The bartender touched the strawberry mark with his fingers. “Birthmark,” he said. “Gets bigger every year. Your brother got one?”

“His came from a cut. He wrote me about it.”

“You notice this one of mine looks like a cat?”

“Sure it does.”

“That’s my nickname, Cat. Had it all my life. They say my old lady must of been scared by a cat when she was having me.”

“I’m on my way home. Been away a long time. Won’t you have a drink?”

“Thanks. Where you staying?”

“Mrs. May’s boarding house.”

“I know her. What they tell is she fills you up with soup so you can’t eat much meat.”

“I guess there are tricks to every trade,” said Adam.

“I guess that’s right. There’s sure plenty in mine.”

“I bet that’s true,” said Adam.

“But the one trick I need I haven’t got. I wisht I knew that one.”

“What is it?”

“How the hell to get you to go home and let me close up.”

Adam stared at him, stared at him and did not speak.

“It’s a joke,” the bartender said uneasily.

“I guess I’ll go home in the morning,” said Adam. “I mean my real home.”

“Good luck,” the bartender said.

Adam walked through the dark town, increasing his speed as though his loneliness sniffed along behind him. The sagging front steps of his boarding house creaked a warning as he climbed them. The hall was gloomed with the dot of yellow light from an oil lamp turned down so low that it jerked expiringly.

The landlady stood in her open doorway and her nose made a shadow to the bottom of her chin. Her cold eyes followed Adam as do the eyes of a front-painted portrait, and she listened with her nose for the whisky that was in him.

“Good night,” said Adam.

She did not answer him.

At the top of the first flight he looked back. Her head was raised, and now her chin made a shadow on her throat and her eyes had no pupils.

His room smelled of dust dampened and dried many times. He picked a match from his block and scratched it on the side of the block. He lighted the shank of candle in the japanned candlestick and regarded the bed—as spineless as a hammock and covered with a dirty patchwork quilt, the cotton batting spilling from the edges.

The porch steps complained again, and Adam knew the woman would be standing in her doorway ready to spray inhospitality on the new arrival.

Adam sat down in a straight chair and put his elbows on his knees and supported his chin in his hands. A roomer down the hall began a patient, continuing cough against the quiet night.

And Adam knew he could not go home. He had heard old soldiers tell of doing what he was going to do.

“I just couldn’t stand it. Didn’t have no place to go. Didn’t know nobody. Wandered around and pretty soon I got in a panic like a kid, and first thing I knowed I’m begging the sergeant to let me back in—like he was doing me a favor.”

Back in Chicago, Adam re-enlisted and asked to be assigned to his old regiment.

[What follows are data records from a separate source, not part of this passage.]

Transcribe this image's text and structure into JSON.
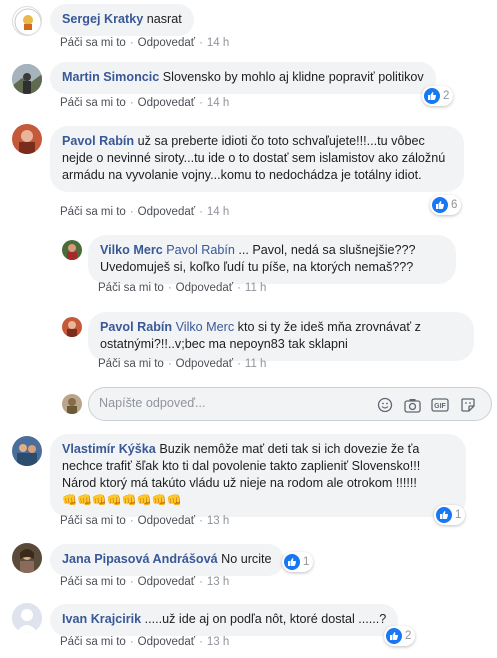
{
  "labels": {
    "like": "Páči sa mi to",
    "reply": "Odpovedať",
    "separator": "·"
  },
  "comments": [
    {
      "author": "Sergej Kratky",
      "text": "nasrat",
      "time": "14 h",
      "reactions": ""
    },
    {
      "author": "Martin Simoncic",
      "text": "Slovensko by mohlo aj klidne popraviť politikov",
      "time": "14 h",
      "reactions": "2"
    },
    {
      "author": "Pavol Rabín",
      "text": "už sa preberte idioti čo toto schvaľujete!!!...tu vôbec nejde o nevinné siroty...tu ide o to dostať sem islamistov ako záložnú armádu na vyvolanie vojny...komu to nedochádza je totálny idiot.",
      "time": "14 h",
      "reactions": "6"
    },
    {
      "author": "Vilko Merc",
      "reply_to": "Pavol Rabín",
      "text": "... Pavol, nedá sa slušnejšie??? Uvedomuješ si, koľko ľudí tu píše, na ktorých nemaš???",
      "time": "11 h",
      "reactions": ""
    },
    {
      "author": "Pavol Rabín",
      "reply_to": "Vilko Merc",
      "text": "kto si ty že ideš mňa zrovnávať z ostatnými?!!..v;bec ma nepoyn83 tak sklapni",
      "time": "11 h",
      "reactions": ""
    },
    {
      "author": "Vlastimír Kýška",
      "text": "Buzik nemôže mať deti tak si ich dovezie že ťa nechce trafiť šľak kto ti dal povolenie takto zaplieniť Slovensko!!! Národ ktorý má takúto vládu už nieje na rodom ale otrokom !!!!!!",
      "emojis": "👊👊👊👊👊👊👊👊",
      "time": "13 h",
      "reactions": "1"
    },
    {
      "author": "Jana Pipasová Andrášová",
      "text": "No urcite",
      "time": "13 h",
      "reactions": "1"
    },
    {
      "author": "Ivan Krajcirik",
      "text": ".....už ide aj on podľa nôt, ktoré dostal ......?",
      "time": "13 h",
      "reactions": "2"
    }
  ],
  "reply_box": {
    "placeholder": "Napíšte odpoveď..."
  },
  "colors": {
    "name": "#385898",
    "bubble": "#f2f3f5",
    "like_blue": "#1877f2"
  }
}
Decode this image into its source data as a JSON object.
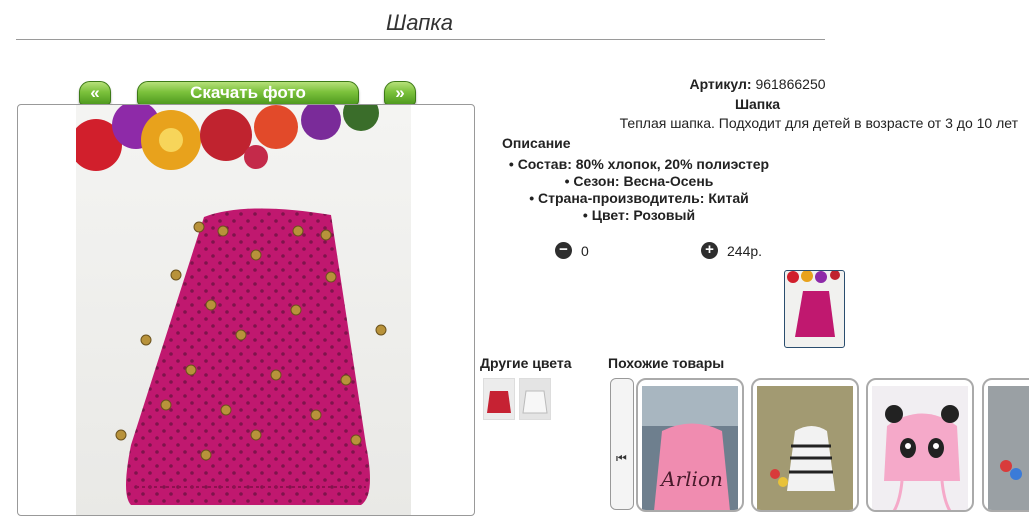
{
  "page": {
    "title": "Шапка"
  },
  "gallery": {
    "prev_label": "«",
    "download_label": "Скачать фото",
    "next_label": "»"
  },
  "product": {
    "sku_label": "Артикул:",
    "sku_value": "961866250",
    "name": "Шапка",
    "description": "Теплая шапка. Подходит для детей в возрасте от 3 до 10 лет",
    "description_heading": "Описание",
    "properties": [
      "Состав: 80% хлопок, 20% полиэстер",
      "Сезон: Весна-Осень",
      "Страна-производитель: Китай",
      "Цвет: Розовый"
    ],
    "quantity": "0",
    "price": "244р."
  },
  "sections": {
    "other_colors": "Другие цвета",
    "similar": "Похожие товары"
  },
  "colors": {
    "primary": "#c0186f",
    "button_green": "#6db534",
    "frame_border": "#999999"
  },
  "similar_items": [
    {
      "caption": "Arlion"
    },
    {
      "caption": ""
    },
    {
      "caption": ""
    },
    {
      "caption": ""
    }
  ]
}
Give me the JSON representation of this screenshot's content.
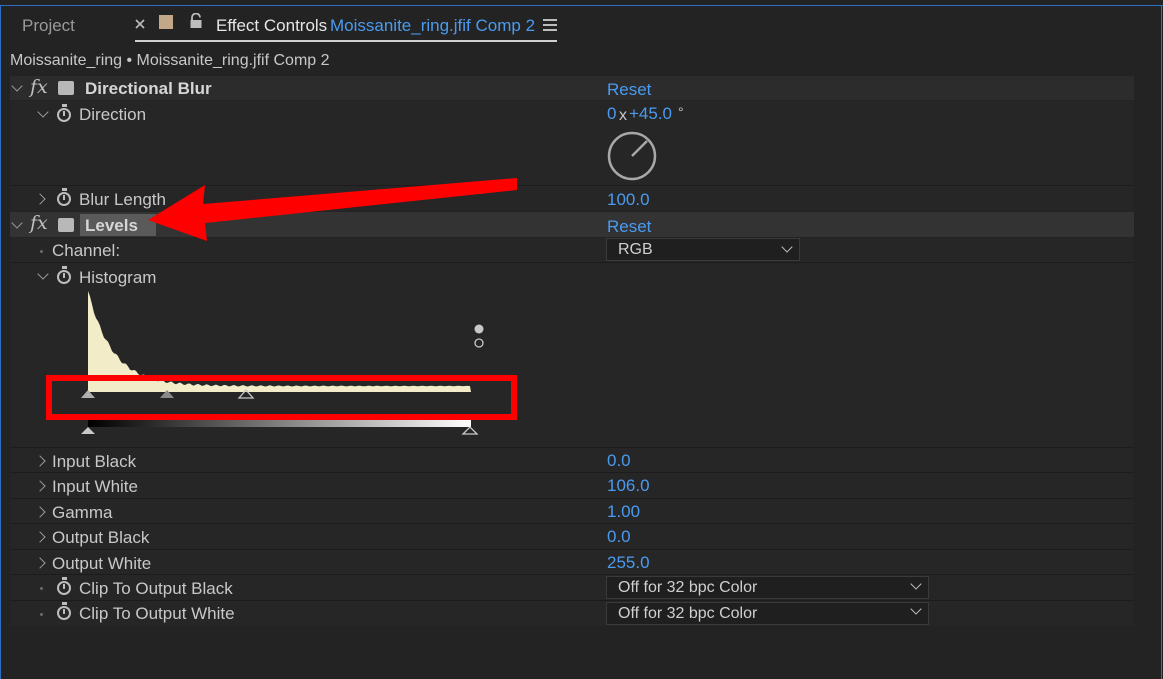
{
  "tabs": {
    "project": "Project",
    "effect_controls": "Effect Controls",
    "comp_name": "Moissanite_ring.jfif Comp 2"
  },
  "breadcrumb": "Moissanite_ring • Moissanite_ring.jfif Comp 2",
  "effects": {
    "directional_blur": {
      "name": "Directional Blur",
      "reset": "Reset",
      "direction_label": "Direction",
      "direction_revolutions": "0",
      "direction_x": "x",
      "direction_degrees": "+45.0",
      "direction_unit": "°",
      "blur_length_label": "Blur Length",
      "blur_length_value": "100.0"
    },
    "levels": {
      "name": "Levels",
      "reset": "Reset",
      "channel_label": "Channel:",
      "channel_value": "RGB",
      "histogram_label": "Histogram",
      "properties": [
        {
          "label": "Input Black",
          "value": "0.0"
        },
        {
          "label": "Input White",
          "value": "106.0"
        },
        {
          "label": "Gamma",
          "value": "1.00"
        },
        {
          "label": "Output Black",
          "value": "0.0"
        },
        {
          "label": "Output White",
          "value": "255.0"
        }
      ],
      "clip_black_label": "Clip To Output Black",
      "clip_black_value": "Off for 32 bpc Color",
      "clip_white_label": "Clip To Output White",
      "clip_white_value": "Off for 32 bpc Color"
    }
  },
  "colors": {
    "accent_blue": "#4a9bf0",
    "annotation_red": "#ff0000",
    "histogram_fill": "#f2ecc8"
  },
  "icons": {
    "close": "close-icon",
    "lock": "lock-icon",
    "menu": "hamburger-menu-icon",
    "stopwatch": "stopwatch-icon",
    "fx": "fx-icon"
  }
}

On the train going west the men of his squadron seemed very dear and desirable.

While he waited to change trains in Kansas City, he heard his name called and a message was shoved into his hand—orders to report to Washington to the office of the Secretary of War. Adam in his five years had absorbed rather than learned never to wonder about an order. To an enlisted man the high far gods in Washington were crazy, and if a soldier wanted to keep his sanity he thought about generals as little as possible.